1.1 Setting up run environment

For this project, I have used poetry for dependency management. Dependencies are maintained in a poetry file pyproject.toml. To run the code in your workspace, follow these instructions:

Prequisites dependencies: pip, pgadmin

  1. Install poetry via pip install poetry on the command line.

  2. Clone github repo to your workspace.

  3. Type cd online_taxi_service_ETL_Project in command line from directory where you cloned the repo.

  4. Next, Type poetry install in command line. This will install all the dependencies required to run the code and create virtual environment to let us run with those dependencies.

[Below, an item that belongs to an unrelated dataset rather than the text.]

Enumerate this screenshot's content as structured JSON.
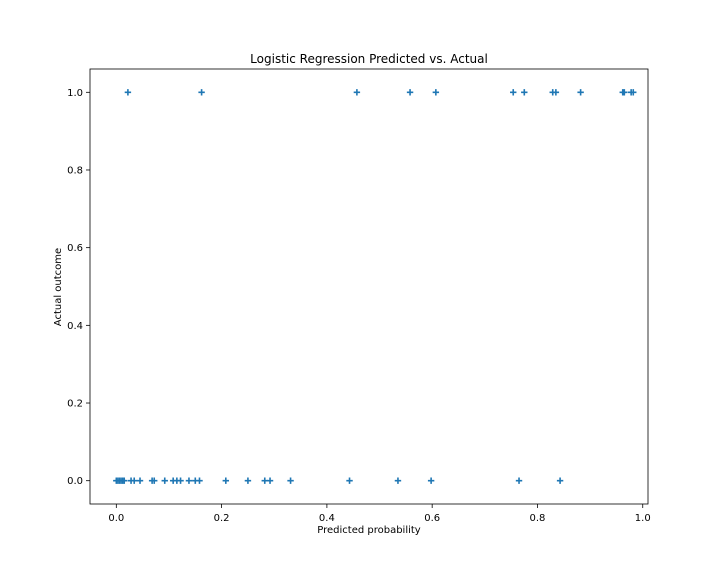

  5. To check if environment is created and activated, type poetry env list

  6. Now, you need to setup postgres database credentials using .env file. You can edit below template for DB_PASS (postgres database password), DB_HOST, DB_USER, DB_NAME and DB_PORT.

    DB_USER=
    DB_PASS=
    DB_HOST=
    DB_PORT=
    DB_NAME=
    
  7. To track the ETL process metadata, I have created logging which requires the below script to run.

    Run poetry run python etl_logging.py in cmd

  8. To start the ETL process i.e. extract data from taxiservice database, weblogs, transform them and load into target.

    Run poetry run python etl_job_run.py in cmd

    • Any job failures will be recorded in dbo.etl_jobs_execution_logging in target datawarehouse and restart option will let jobs restart from the last failed job.

    • To restart the jobs, Run poetry run python etl_job_run.py --run_type='restart' in cmd

ETL Process

  • Online taxi service database

    • Online taxi service database consists of driver, car_model, cab, cab_ride, cab_ride_status, payment tables. These tables are created and populated with generated data by script create_online_taxi_service_database.py. In script, database connection is established using pyschopg and sqlalchemy and data is pushed to these tables.
  • Weblogs

    • To generate weblogs in combined log format, I have used python script create_weblogs.py which saves logs in weblogs.log file.
  • Transform and load weblog

    • The transformation on weblog requires to have country name and driver device name for each driver login.

    • To get country name, I planned to use IP address first but then I could find API's who does with only few limited free requests. Hence, I have used country to timezone mapping and I'm using timezone to extract country name for that user login.

    • To extract device name, I have used string extraction methods

    • The script for the process is transform_logs_load.py. The script do above transformations and push data in tables to target datawarehouse.

    • dbo.vw_top5_driver_login_device: Displays most popular used devices for driver clients (top 5)

  • Transform and load taxi service data

    • For reporting purposes, we can use driver and cab rides to data to prepare sample reports using transform_taxiservice_load.pysuch as:

    • dbo.vw_working_driver_expirylicense: Displays all active/working driver information whose driving license is expiring in next 1 year.

    • dbo.vw_percentage_canceled_rides: Displays percentage of cancelled rides by total rides.